The present report is based on data appearing in the following publications: Freedom of the World, by Freedom House; the Index of Economic Freedom by the Heritage Foundation and the Wall Street Journal and finally the Corruption Perceptions Index by Transparency International. The scores these three publications provide for each country are tallied equally and result in the “Democracy, Markets and Transparency” report.

Democracy, Markets and Transparency in Latin America

Chile once again leads the Latin American ranking, placing globally at the 17th place - above Belgium, Estonia and Japan. Chile scores 0,817, which is way above the region’s general average of 0,528 and even NAFTA’s 0,769. Uruguay holds the second place with a score of 0,776. For comparison purposes, this is in proximity to the European Union’s average. Furthermore, Uruguay heads the MERCOSUR ranking, where it easily outranks the other members. It places 24thglobally. Costa Rica, which by popular referendum just approved its entry into CAFTA, places third in Latin America and 38th worldwide. The region scores an average barely above the global 0,528. Only nine Latin American countries score below that mark: Nicaragua, Honduras, Bolivia, Guatemala, Paraguay, Ecuador, Venezuela, Haiti and Cuba.

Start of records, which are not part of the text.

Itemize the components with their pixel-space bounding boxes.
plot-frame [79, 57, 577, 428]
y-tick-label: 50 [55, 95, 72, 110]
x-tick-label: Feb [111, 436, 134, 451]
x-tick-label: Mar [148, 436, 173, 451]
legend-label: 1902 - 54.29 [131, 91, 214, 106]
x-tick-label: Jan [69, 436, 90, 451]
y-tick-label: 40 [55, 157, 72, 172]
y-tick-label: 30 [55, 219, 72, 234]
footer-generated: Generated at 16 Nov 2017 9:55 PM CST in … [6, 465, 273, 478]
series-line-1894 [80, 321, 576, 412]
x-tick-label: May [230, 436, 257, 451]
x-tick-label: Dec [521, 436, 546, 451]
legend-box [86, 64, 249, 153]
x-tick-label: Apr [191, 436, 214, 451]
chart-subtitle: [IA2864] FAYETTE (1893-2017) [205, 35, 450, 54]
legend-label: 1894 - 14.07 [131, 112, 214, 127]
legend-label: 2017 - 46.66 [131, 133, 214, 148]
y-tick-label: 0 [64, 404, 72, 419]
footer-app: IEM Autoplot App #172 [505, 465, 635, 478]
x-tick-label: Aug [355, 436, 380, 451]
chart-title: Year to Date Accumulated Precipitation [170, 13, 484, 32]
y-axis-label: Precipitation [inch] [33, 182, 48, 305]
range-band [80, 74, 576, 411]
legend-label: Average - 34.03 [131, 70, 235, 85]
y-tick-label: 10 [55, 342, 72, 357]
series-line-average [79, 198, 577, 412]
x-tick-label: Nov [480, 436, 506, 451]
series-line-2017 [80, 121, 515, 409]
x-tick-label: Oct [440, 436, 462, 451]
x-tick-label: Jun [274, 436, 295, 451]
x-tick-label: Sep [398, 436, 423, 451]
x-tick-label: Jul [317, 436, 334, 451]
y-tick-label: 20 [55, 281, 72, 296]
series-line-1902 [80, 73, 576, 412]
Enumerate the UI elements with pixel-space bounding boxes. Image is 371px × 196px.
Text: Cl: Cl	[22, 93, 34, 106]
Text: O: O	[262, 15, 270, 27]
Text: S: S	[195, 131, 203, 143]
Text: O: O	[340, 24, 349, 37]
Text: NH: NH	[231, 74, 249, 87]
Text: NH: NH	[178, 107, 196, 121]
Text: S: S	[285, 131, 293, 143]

As for the general average of commercial blocs from Latin America, CAFTA ranks first with 0,587, followed by the countries of MERCOSUR with 0,543 and finally the Andean Community of Nations with 0,500. In this way, globally, each commercial bloc has a similar score to the following countries: CAFTA to Mexico, MERCOSUR to Senegal and the ACN to Guyana.

MERCOSUR in its original grouping –which includes Argentina, Brazil, Paraguay and Uruguay-, has a 0,588 average, which is higher than the rest of the commercial blocs in the region. However, with the addition of Venezuela the bloc’s average drops to 0,543. Brazil scores closest to the group’s average.

The report compares the score of each country member of MERCOSUR with its colsest in the global rankin: Uruguay and Spain; Brazil and Croatia; Argentina and Georgia; Paraguay and Tanzania and finally Venezuela and Bangladesh.

Finally, the report shows that the three African countries with the best scores are Botswana, Mauritius and Cape Verde. They are all considered to be free and constitute electoral democracies and are compared with MERCOSUR members. Alongside with South Africa, these three countries have the lowest levels of corruption in Africa. They scored better that the countries of MERCOSUR, except for Uruguay: Botswana at 38th, Cape Verde at 49th and Mauritius at 53rd. Excluding Uruguay, Mauritius and Botswana constitute much freer economies than those of MERCOSUR. These two countries are ranked 34th and 38th (with Uruguay at 33rd, Brazil 70th, Argentina 95th, Paraguay 99th and Venezuela 144th). Cape Verde is ranked 88th, much lower than the other two countries. Nonetheless, it is freer than Argentina, Paraguay and Venezuela.